On a day when Berbatov and Cristiano Ronaldo played some gorgeously sublime football while serving notice of a burgeoning understanding, United could, nonetheless, have done with a Lampard running the game.
Admittedly Ronaldo, who scored twice, Berbatov, Carlos Tevez, and an increasingly annoyed Wayne Rooney all spurned inviting opportunities to send Hull back along the M62 thoroughly thrashed but, as dusk descended, United's lack of midfield authority threatened to undo them.
With a 4-1 lead narrowed to 4-3, the closing eight minutes featured Ronaldo making a last-ditch clearance, Rooney becoming enveloped in red mist and home fans frantically urging the referee to blow the final whistle.
"We got ourselves in an embarrassing situation," said Ferguson whose attacking riches - Tevez, once again, began on the bench - are leavened by a surprising shortage of a string-puller.
Granted, Michael Carrick, newly fit after injury, can dictate games from that department and it was no coincidence that United began seriously wobbling following his withdrawal but, right now, Carrick is not quite in Lampard's league.

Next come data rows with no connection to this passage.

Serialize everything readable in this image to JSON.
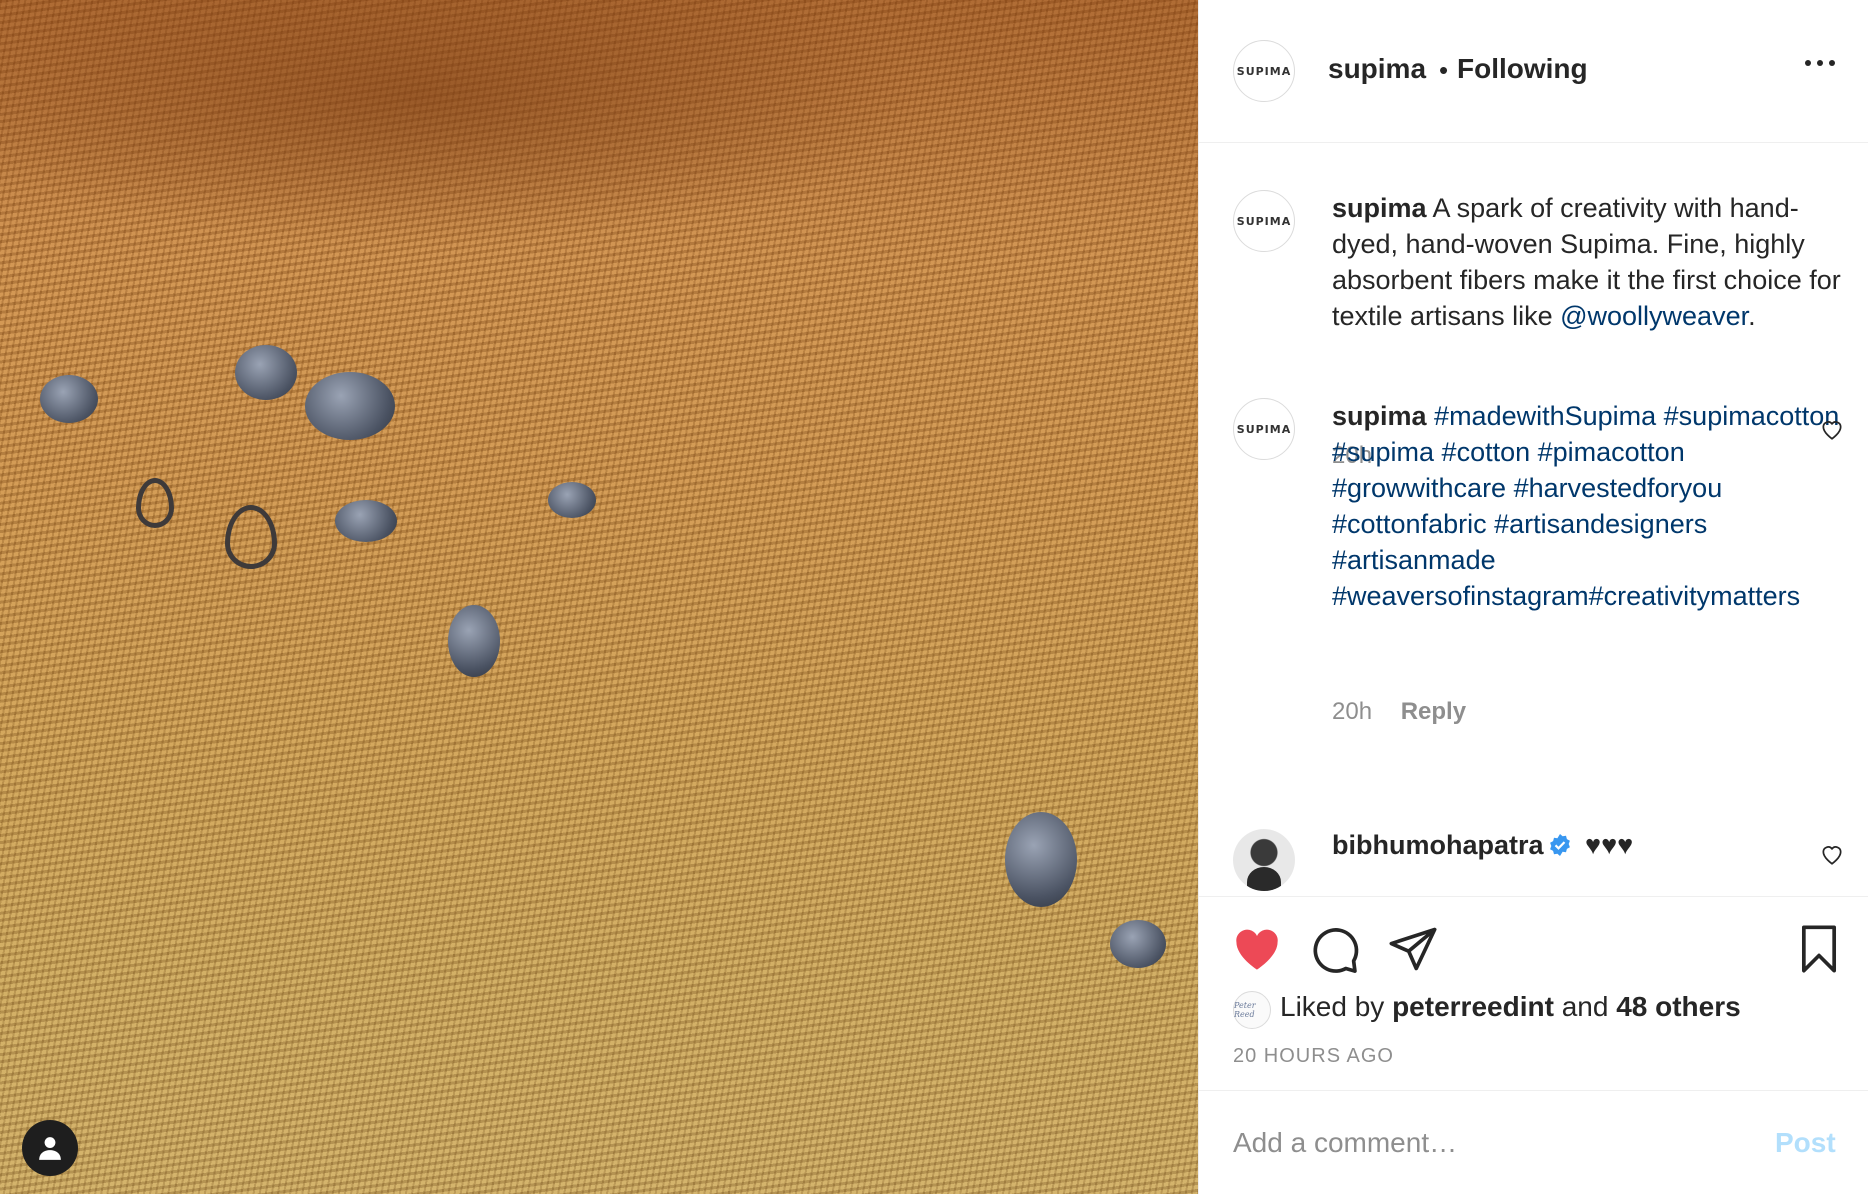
{
  "post": {
    "image_alt": "",
    "account": {
      "username": "supima",
      "logo_text": "SUPIMA",
      "follow_status": "Following",
      "separator": "•"
    }
  },
  "comments": [
    {
      "username": "supima",
      "text": "A spark of creativity with hand-dyed, hand-woven Supima. Fine, highly absorbent fibers make it the first choice for textile artisans like",
      "mention": "@woollyweaver",
      "suffix": ".",
      "time": "20h"
    },
    {
      "username": "supima",
      "hashtags": "#madewithSupima #supimacotton #supima #cotton #pimacotton #growwithcare #harvestedforyou #cottonfabric #artisandesigners #artisanmade #weaversofinstagram#creativitymatters",
      "time": "20h",
      "reply_label": "Reply"
    },
    {
      "username": "bibhumohapatra",
      "text": "♥♥♥"
    }
  ],
  "likes": {
    "prefix": "Liked by",
    "user": "peterreedint",
    "connector": "and",
    "others": "48 others",
    "avatar_text": "Peter Reed"
  },
  "timestamp": "20 HOURS AGO",
  "comment_box": {
    "placeholder": "Add a comment…",
    "post_label": "Post"
  },
  "colors": {
    "like_red": "#ed4956",
    "link_blue": "#00376b",
    "verified_blue": "#3897f0",
    "post_disabled": "#b2dffc"
  }
}
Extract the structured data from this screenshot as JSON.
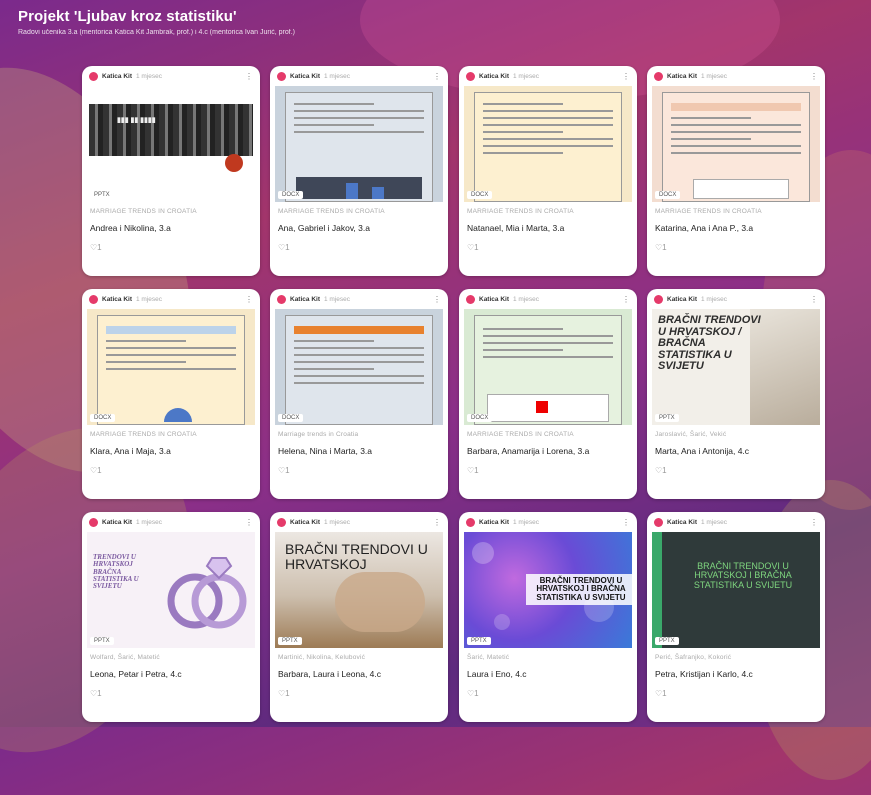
{
  "header": {
    "title": "Projekt 'Ljubav kroz statistiku'",
    "subtitle": "Radovi učenika 3.a (mentorica Katica Kit Jambrak, prof.) i 4.c (mentorica Ivan Jurić, prof.)"
  },
  "cards": [
    {
      "author": "Katica Kit",
      "time": "1 mjesec",
      "tag": "PPTX",
      "category": "MARRIAGE TRENDS IN CROATIA",
      "caption": "Andrea i Nikolina, 3.a",
      "likes": "1"
    },
    {
      "author": "Katica Kit",
      "time": "1 mjesec",
      "tag": "DOCX",
      "category": "MARRIAGE TRENDS IN CROATIA",
      "caption": "Ana, Gabriel i Jakov, 3.a",
      "likes": "1"
    },
    {
      "author": "Katica Kit",
      "time": "1 mjesec",
      "tag": "DOCX",
      "category": "MARRIAGE TRENDS IN CROATIA",
      "caption": "Natanael, Mia i Marta, 3.a",
      "likes": "1"
    },
    {
      "author": "Katica Kit",
      "time": "1 mjesec",
      "tag": "DOCX",
      "category": "MARRIAGE TRENDS IN CROATIA",
      "caption": "Katarina, Ana i Ana P., 3.a",
      "likes": "1"
    },
    {
      "author": "Katica Kit",
      "time": "1 mjesec",
      "tag": "DOCX",
      "category": "MARRIAGE TRENDS IN CROATIA",
      "caption": "Klara, Ana i Maja, 3.a",
      "likes": "1"
    },
    {
      "author": "Katica Kit",
      "time": "1 mjesec",
      "tag": "DOCX",
      "category": "Marriage trends in Croatia",
      "caption": "Helena, Nina i Marta, 3.a",
      "likes": "1"
    },
    {
      "author": "Katica Kit",
      "time": "1 mjesec",
      "tag": "DOCX",
      "category": "MARRIAGE TRENDS IN CROATIA",
      "caption": "Barbara, Anamarija i Lorena, 3.a",
      "likes": "1"
    },
    {
      "author": "Katica Kit",
      "time": "1 mjesec",
      "tag": "PPTX",
      "category": "Jaroslavić, Šarić, Vekić",
      "caption": "Marta, Ana i Antonija, 4.c",
      "likes": "1",
      "slide": "BRAČNI TRENDOVI U HRVATSKOJ / BRAČNA STATISTIKA U SVIJETU"
    },
    {
      "author": "Katica Kit",
      "time": "1 mjesec",
      "tag": "PPTX",
      "category": "Wolfard, Šarić, Matetić",
      "caption": "Leona, Petar i Petra, 4.c",
      "likes": "1",
      "slide": "TRENDOVI U HRVATSKOJ BRAČNA STATISTIKA U SVIJETU"
    },
    {
      "author": "Katica Kit",
      "time": "1 mjesec",
      "tag": "PPTX",
      "category": "Martinić, Nikolina, Kelubović",
      "caption": "Barbara, Laura i Leona, 4.c",
      "likes": "1",
      "slide": "BRAČNI TRENDOVI U HRVATSKOJ"
    },
    {
      "author": "Katica Kit",
      "time": "1 mjesec",
      "tag": "PPTX",
      "category": "Šarić, Matetić",
      "caption": "Laura i Eno, 4.c",
      "likes": "1",
      "slide": "BRAČNI TRENDOVI U HRVATSKOJ I BRAČNA STATISTIKA U SVIJETU"
    },
    {
      "author": "Katica Kit",
      "time": "1 mjesec",
      "tag": "PPTX",
      "category": "Perić, Šafranjko, Kokorić",
      "caption": "Petra, Kristijan i Karlo, 4.c",
      "likes": "1",
      "slide": "BRAČNI TRENDOVI U HRVATSKOJ I BRAČNA STATISTIKA U SVIJETU"
    }
  ]
}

Moreover, he does not enjoy the luxury of playing alongside a midfield anchor in the mould of Chelsea's enforcer Mikel John Obi. Instead, with Owen Hargreaves facing knee surgery and a six-month lay-off, Carrick found himself alongside the predominantly attack-minded Anderson.

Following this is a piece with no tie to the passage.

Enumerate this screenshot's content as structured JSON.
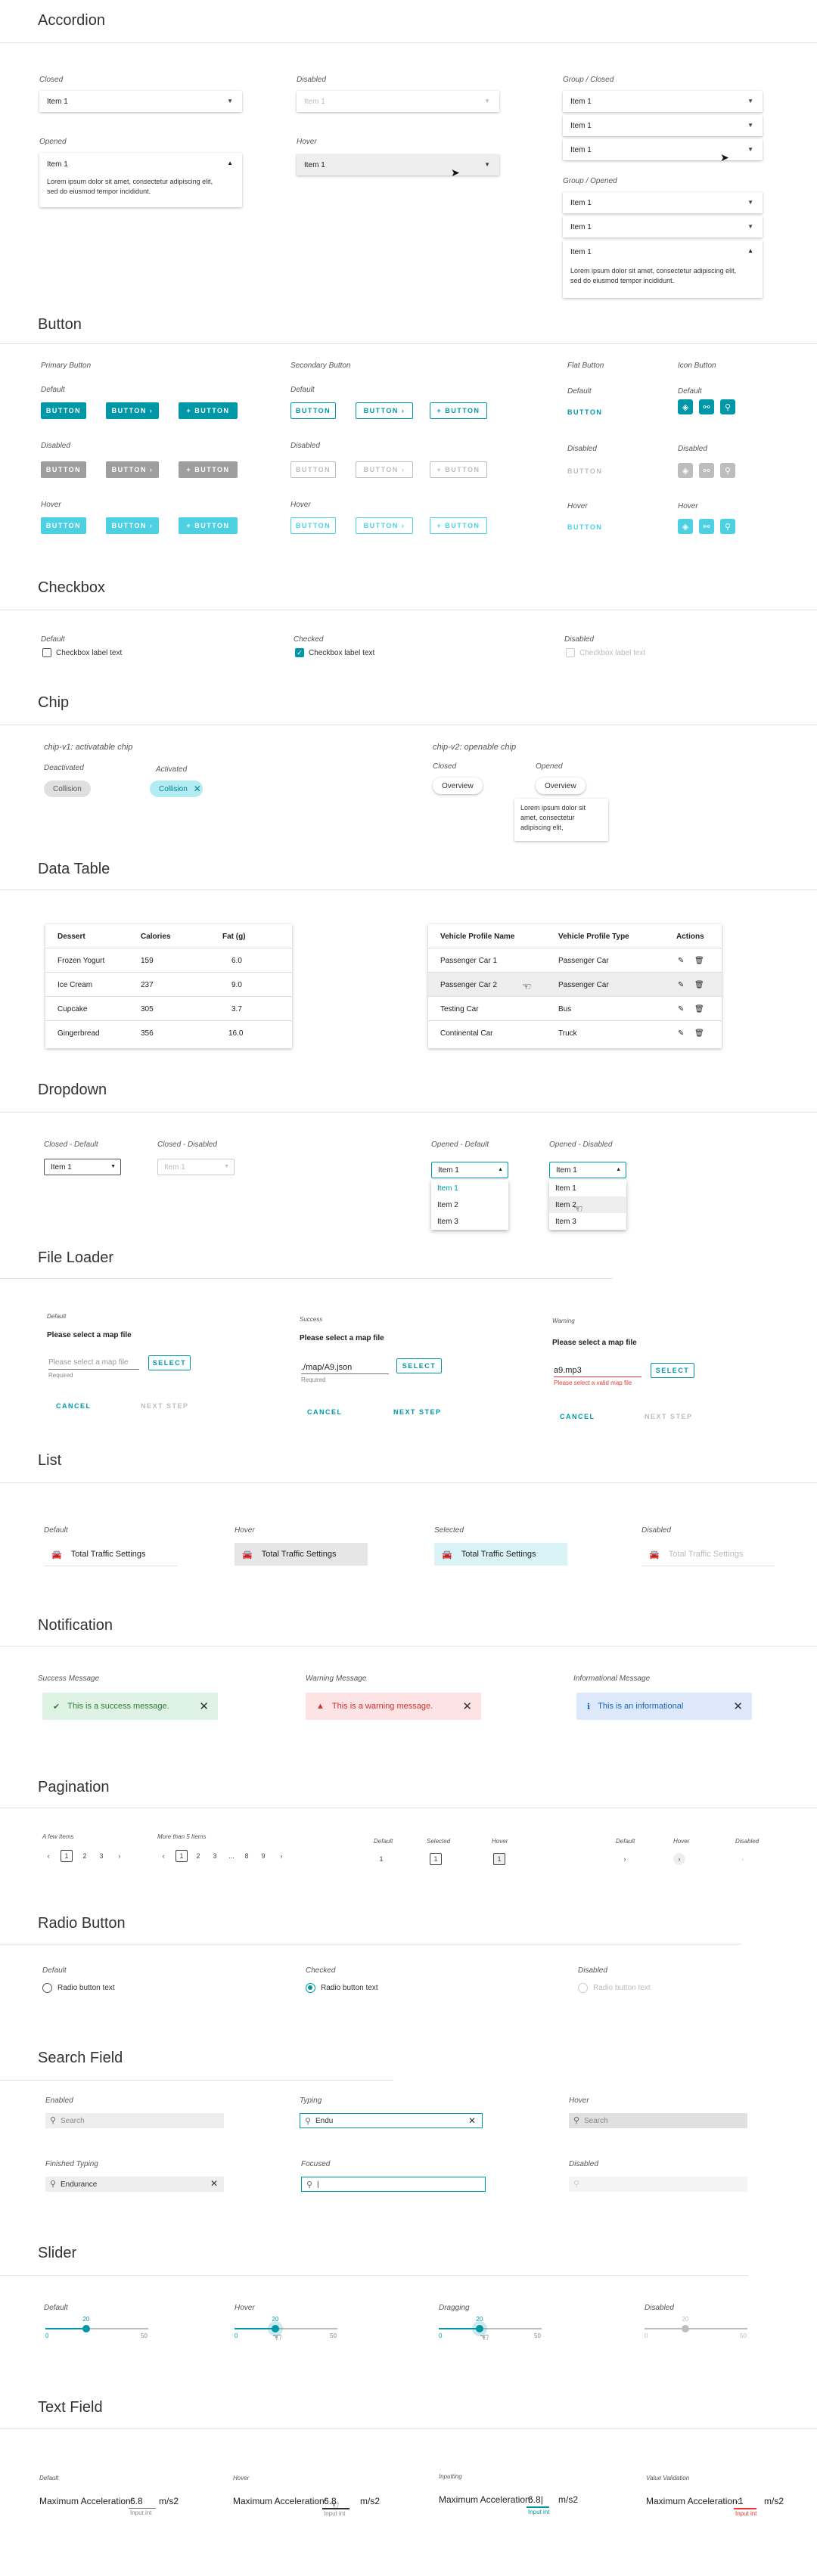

"Tactically United had problems with us when we switched from 4-3-3 to 4-4-2," said Hull's George Boateng. "When we went one on one on them, they didn't know what to do. We had them rocking."
Initially, that barely seemed to matter. As Ronaldo's shot opened the scoring courtesy of a wonderfully intuitive interchange of flicked and backheeled volleys with Berbatov, orthodox tactics appeared almost irrelevant.
Despite Hull equalising through Daniel Cousin's glancing header from Andy Dawson's free-kick, Berbatov was elevating United - who visit Arsenal on Saturday - to a level where the usual rules are gloriously transcended.
The Bulgarian creates most United goals these days and, sure enough, his weighted pass enabled Carrick to direct a left-foot shot in off a post.
United's third and fourth, a Ronaldo header and a Nemanja Vidic half-volley, came from Rooney corners but the introduction of Bernard Mendy galvanised Hull and the midfielder reduced the deficit when Patrice Evra's error enabled him to lob Edwin van der Sar. Then Rio Ferdinand hauled Mendy back, conceding a penalty well executed by Geovanni.
It prefaced a thrilling denouement occasioned partly by Ferguson's defenders lacking adequate protection.
"Look at the penalty Rio Ferdinand gave away," Boateng mused. "Normally he would stand up in that situation but he was doing a lot of running and getting disappointed."
Ferdinand was not alone. After aiming a two-foot lunge at Boateng as they contested a dropped ball Rooney followed up with a wild, high hack at Dawson, was rightly booked and could conceivably have been dismissed in the wake of an expletive-filled show of dissent.
The England forward's mood might have turned cheerier had Michael Turner, already on a yellow card, earned another for clipping Carrick. But a sending-off would have been harsh on a Hull team much more about creation than containment.